Tearing myself away from the castle, we walked up to the formal garden, which, unusually, is set some distance away from the castle. Despite not being the best time of year to visit the garden, it is still striking as it is enclosed in high architectural yew hedges, with four yew rooms one at each corner roofed in with Persian Ironwood trees pleached over steel arbours. The layout is rectangular and symmetrical about a central axial path. There are terraces on three sides, faced in rubble granite, the flanking terraces have the distinctive serpentine path which Lutyens must have brought back from India. A further terrace at the end is built of dressed granite, upon which is laid
an enormous wisteria. Up the double flight of steps, the central path continues, planted each side in a more informal fashion with azaleas, cherries, and magnolias, also yet to blossom, and beyond that is a huge round lawn walled in yew again. An archaeological survey has been done of the estate surrounding Castle Drogo and John Rippin explained the Trust’s aim that the garden and house should be considered as a single concept, a castle set in a wild landscape.

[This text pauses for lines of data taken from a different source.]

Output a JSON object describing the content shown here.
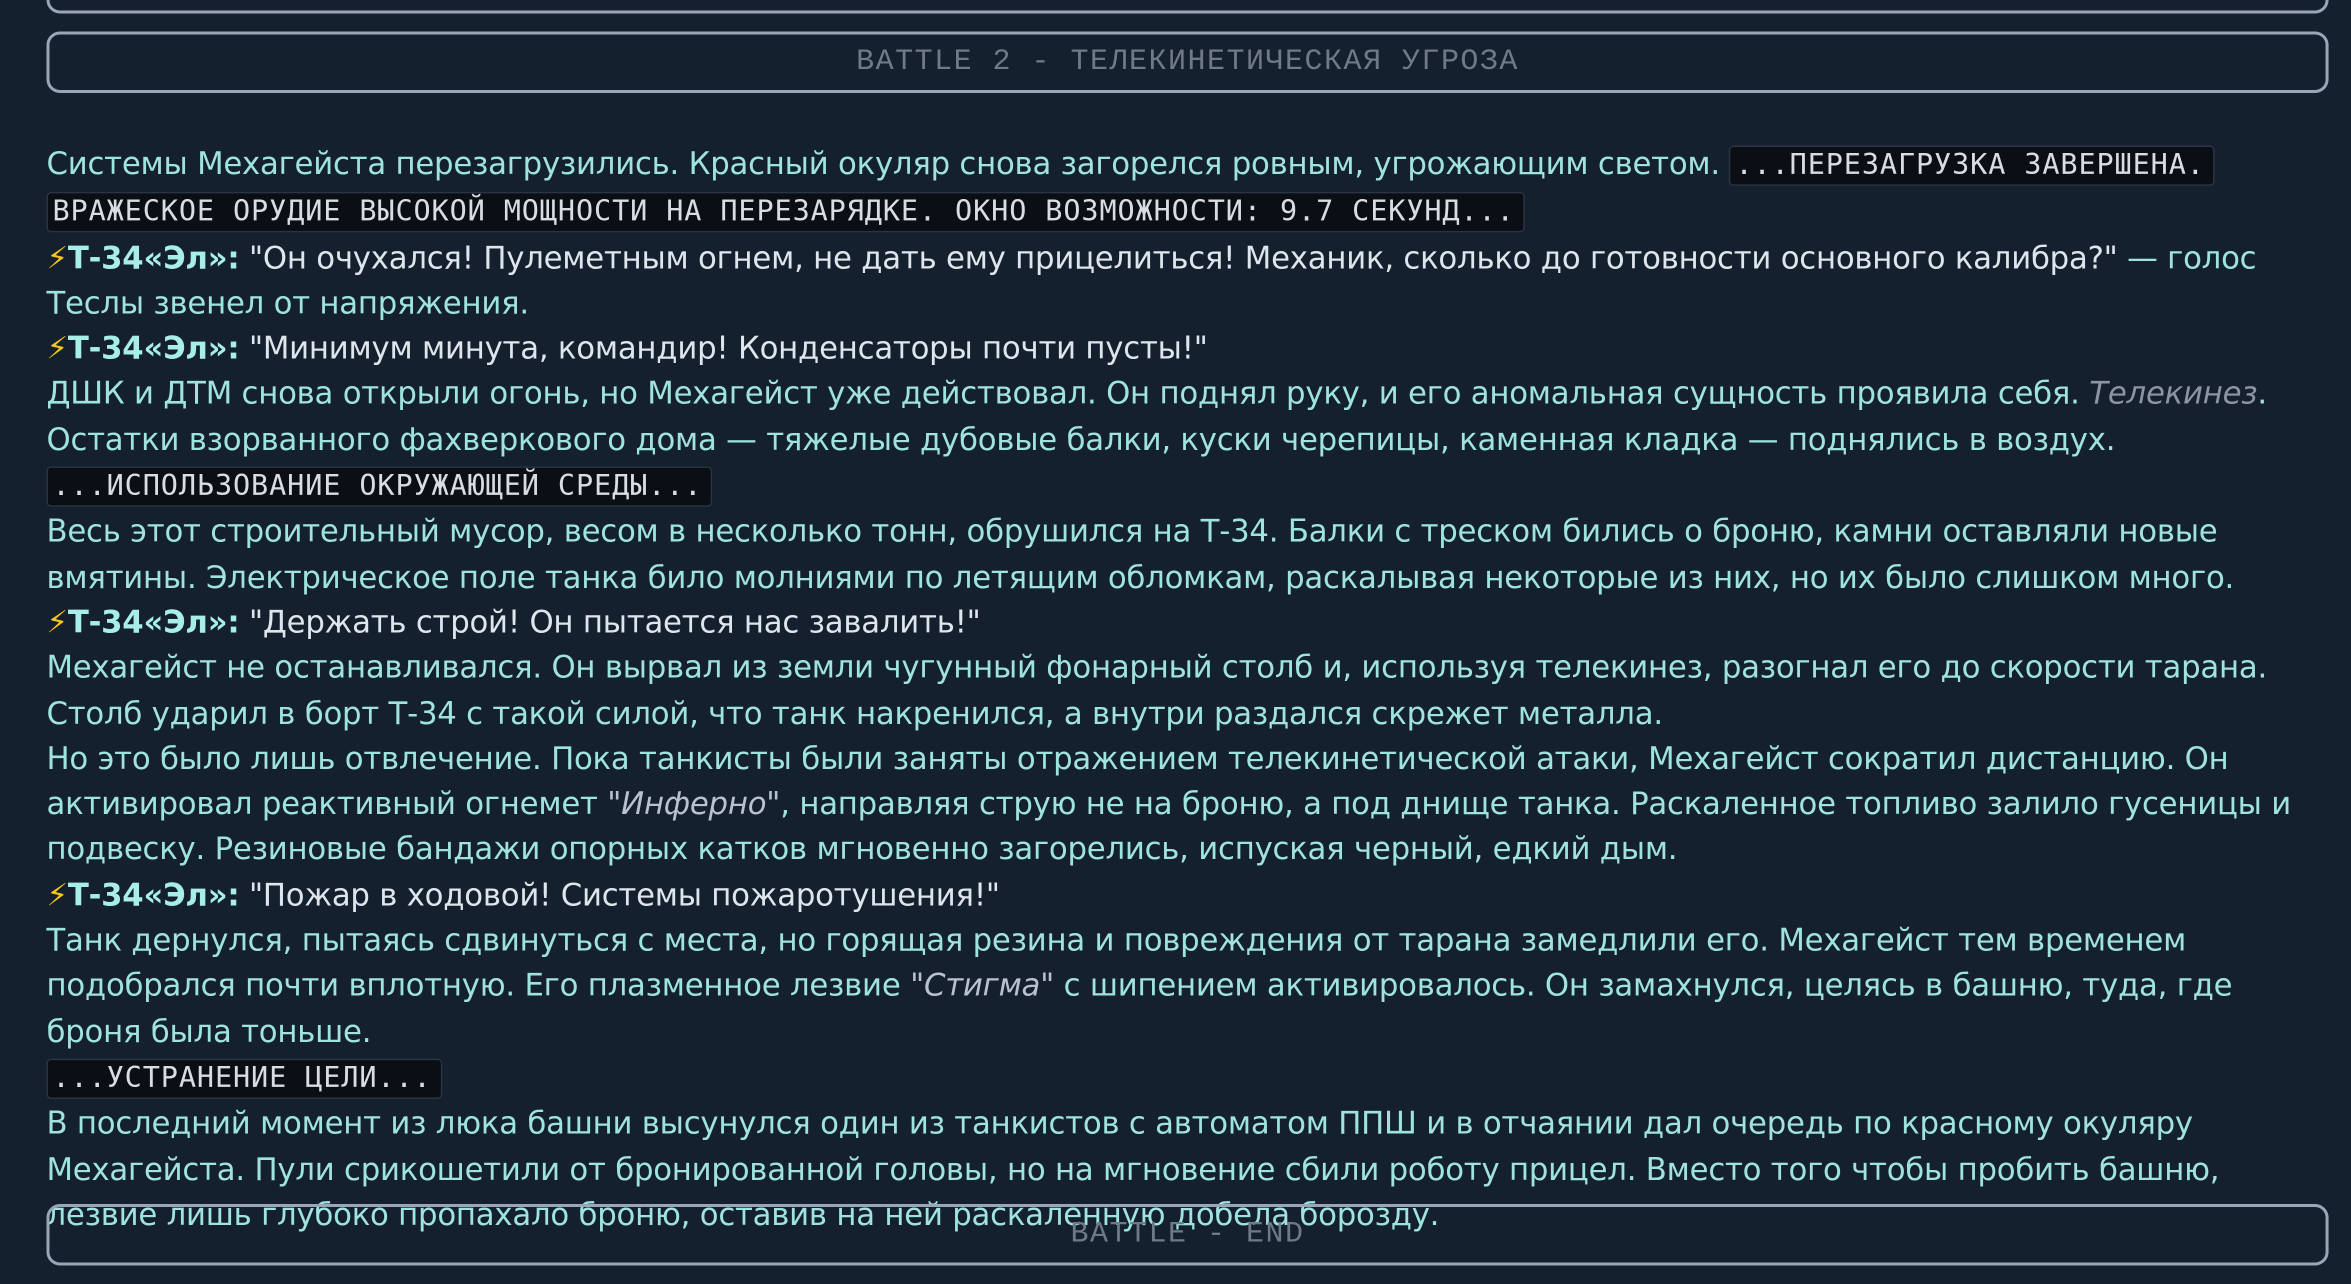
{
  "banners": {
    "battle_start": "BATTLE 2 - ТЕЛЕКИНЕТИЧЕСКАЯ УГРОЗА",
    "battle_end": "BATTLE - END"
  },
  "speaker": {
    "icon": "⚡",
    "name": "Т-34«Эл»:"
  },
  "story": {
    "p1_text": "Системы Мехагейста перезагрузились. Красный окуляр снова загорелся ровным, угрожающим светом. ",
    "p1_sys": "...ПЕРЕЗАГРУЗКА ЗАВЕРШЕНА. ВРАЖЕСКОЕ ОРУДИЕ ВЫСОКОЙ МОЩНОСТИ НА ПЕРЕЗАРЯДКЕ. ОКНО ВОЗМОЖНОСТИ: 9.7 СЕКУНД...",
    "d1_quote": "\"Он очухался! Пулеметным огнем, не дать ему прицелиться! Механик, сколько до готовности основного калибра?\"",
    "d1_tail": " — голос Теслы звенел от напряжения.",
    "d2_quote": "\"Минимум минута, командир! Конденсаторы почти пусты!\"",
    "p2_text": "ДШК и ДТМ снова открыли огонь, но Мехагейст уже действовал. Он поднял руку, и его аномальная сущность проявила себя. ",
    "p2_em": "Телекинез",
    "p2_end": ".",
    "p3_text": "Остатки взорванного фахверкового дома — тяжелые дубовые балки, куски черепицы, каменная кладка — поднялись в воздух.",
    "sys2": "...ИСПОЛЬЗОВАНИЕ ОКРУЖАЮЩЕЙ СРЕДЫ...",
    "p4_text": "Весь этот строительный мусор, весом в несколько тонн, обрушился на Т-34. Балки с треском бились о броню, камни оставляли новые вмятины. Электрическое поле танка било молниями по летящим обломкам, раскалывая некоторые из них, но их было слишком много.",
    "d3_quote": "\"Держать строй! Он пытается нас завалить!\"",
    "p5_text": "Мехагейст не останавливался. Он вырвал из земли чугунный фонарный столб и, используя телекинез, разогнал его до скорости тарана. Столб ударил в борт Т-34 с такой силой, что танк накренился, а внутри раздался скрежет металла.",
    "p6_a": "Но это было лишь отвлечение. Пока танкисты были заняты отражением телекинетической атаки, Мехагейст сократил дистанцию. Он активировал реактивный огнемет ",
    "p6_em": "\"Инферно\"",
    "p6_b": ", направляя струю не на броню, а под днище танка. Раскаленное топливо залило гусеницы и подвеску. Резиновые бандажи опорных катков мгновенно загорелись, испуская черный, едкий дым.",
    "d4_quote": "\"Пожар в ходовой! Системы пожаротушения!\"",
    "p7_a": "Танк дернулся, пытаясь сдвинуться с места, но горящая резина и повреждения от тарана замедлили его. Мехагейст тем временем подобрался почти вплотную. Его плазменное лезвие ",
    "p7_em": "\"Стигма\"",
    "p7_b": " с шипением активировалось. Он замахнулся, целясь в башню, туда, где броня была тоньше.",
    "sys3": "...УСТРАНЕНИЕ ЦЕЛИ...",
    "p8_text": "В последний момент из люка башни высунулся один из танкистов с автоматом ППШ и в отчаянии дал очередь по красному окуляру Мехагейста. Пули срикошетили от бронированной головы, но на мгновение сбили роботу прицел. Вместо того чтобы пробить башню, лезвие лишь глубоко пропахало броню, оставив на ней раскаленную добела борозду."
  }
}
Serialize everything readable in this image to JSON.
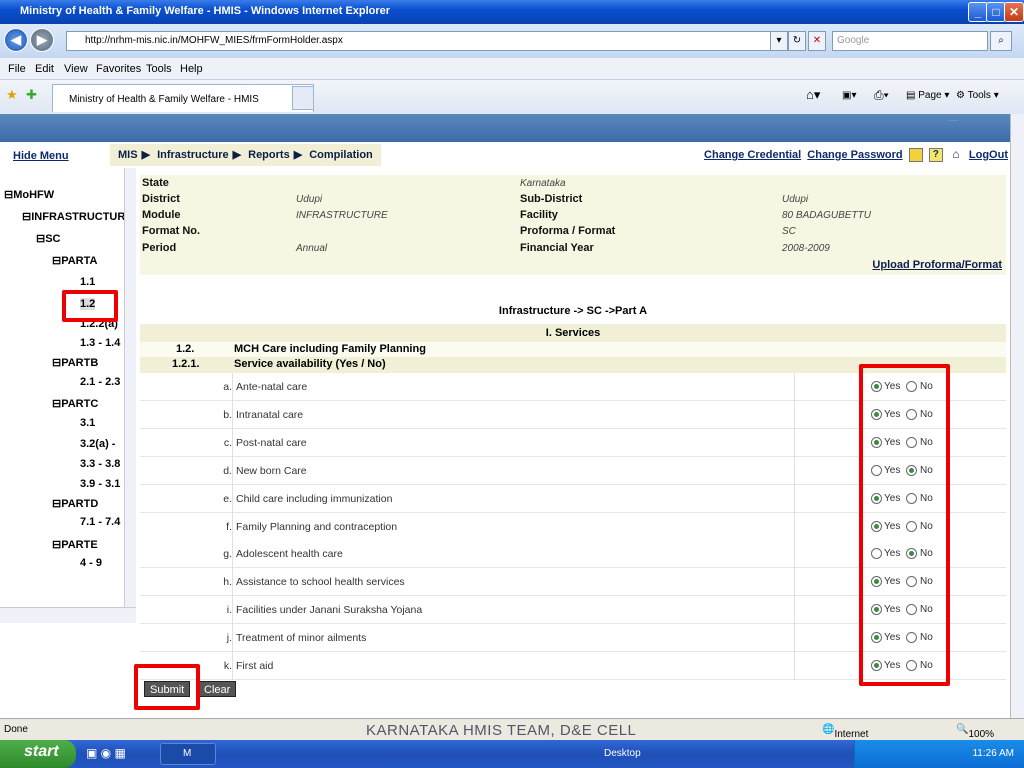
{
  "window": {
    "title": "Ministry of Health & Family Welfare - HMIS - Windows Internet Explorer"
  },
  "browser": {
    "url": "http://nrhm-mis.nic.in/MOHFW_MIES/frmFormHolder.aspx",
    "search_placeholder": "Google",
    "menu": [
      "File",
      "Edit",
      "View",
      "Favorites",
      "Tools",
      "Help"
    ],
    "tab_title": "Ministry of Health & Family Welfare - HMIS",
    "tools": {
      "page": "Page",
      "tools": "Tools"
    }
  },
  "header": {
    "hide_menu": "Hide Menu",
    "breadcrumb": [
      "MIS",
      "Infrastructure",
      "Reports",
      "Compilation"
    ],
    "links": {
      "change_credential": "Change Credential",
      "change_password": "Change Password",
      "logout": "LogOut"
    }
  },
  "tree": {
    "root": "MoHFW",
    "infra": "INFRASTRUCTURE",
    "sc": "SC",
    "parta": "PARTA",
    "parta_items": [
      "1.1",
      "1.2",
      "1.2.2(a)",
      "1.3 - 1.4"
    ],
    "partb": "PARTB",
    "partb_items": [
      "2.1 - 2.3"
    ],
    "partc": "PARTC",
    "partc_items": [
      "3.1",
      "3.2(a) -",
      "3.3 - 3.8",
      "3.9 - 3.1"
    ],
    "partd": "PARTD",
    "partd_items": [
      "7.1 - 7.4"
    ],
    "parte": "PARTE",
    "parte_items": [
      "4 - 9"
    ]
  },
  "info": {
    "state_label": "State",
    "state_value": "Karnataka",
    "district_label": "District",
    "district_value": "Udupi",
    "subdistrict_label": "Sub-District",
    "subdistrict_value": "Udupi",
    "module_label": "Module",
    "module_value": "INFRASTRUCTURE",
    "facility_label": "Facility",
    "facility_value": "80 BADAGUBETTU",
    "format_label": "Format No.",
    "proforma_label": "Proforma / Format",
    "proforma_value": "SC",
    "period_label": "Period",
    "period_value": "Annual",
    "fy_label": "Financial Year",
    "fy_value": "2008-2009",
    "upload": "Upload Proforma/Format"
  },
  "form": {
    "heading": "Infrastructure -> SC ->Part A",
    "section": "I. Services",
    "sub1_no": "1.2.",
    "sub1_title": "MCH Care including Family Planning",
    "sub2_no": "1.2.1.",
    "sub2_title": "Service availability (Yes / No)",
    "yes_label": "Yes",
    "no_label": "No",
    "items": [
      {
        "no": "a.",
        "label": "Ante-natal care",
        "value": "Yes"
      },
      {
        "no": "b.",
        "label": "Intranatal care",
        "value": "Yes"
      },
      {
        "no": "c.",
        "label": "Post-natal care",
        "value": "Yes"
      },
      {
        "no": "d.",
        "label": "New born Care",
        "value": "No"
      },
      {
        "no": "e.",
        "label": "Child care including immunization",
        "value": "Yes"
      },
      {
        "no": "f.",
        "label": "Family Planning and contraception",
        "value": "Yes"
      },
      {
        "no": "g.",
        "label": "Adolescent health care",
        "value": "No"
      },
      {
        "no": "h.",
        "label": "Assistance to school health services",
        "value": "Yes"
      },
      {
        "no": "i.",
        "label": "Facilities under Janani Suraksha Yojana",
        "value": "Yes"
      },
      {
        "no": "j.",
        "label": "Treatment of minor ailments",
        "value": "Yes"
      },
      {
        "no": "k.",
        "label": "First aid",
        "value": "Yes"
      }
    ],
    "submit": "Submit",
    "clear": "Clear"
  },
  "status": {
    "left": "Done",
    "zone": "Internet",
    "zoom": "100%"
  },
  "watermark": "KARNATAKA HMIS TEAM, D&E CELL",
  "taskbar": {
    "start": "start",
    "task": "M",
    "desktop": "Desktop",
    "clock": "11:26 AM"
  }
}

Reluctantly we returned to the visitors’ centre where cream teas awaited. Martin Lutyens thanked Bryher Mason, Tim Cranbourne and John Rippin for hosting such a wonderful day. The Lutyens Trust has long been supporting the National Trust Appeal for the restoration of Castle Drogo which will amount to nearly £11 million of which the National Trust has funded £7 million from general funds and the remainder from the public matched by the Heritage Lottery Fund and other charities. The Lutyens Trust has helped with a series of events and on this occasion Martin presented to Bryher Mason a cheque for the fund from all the members of the Trust. Bryher expressed her gratitude to all members of the Lutyens Trust for their support.
Our thanks again to all our hosts over the two days, and especially to Janet Allen for all her hard work in organising the tour and producing such informative notes.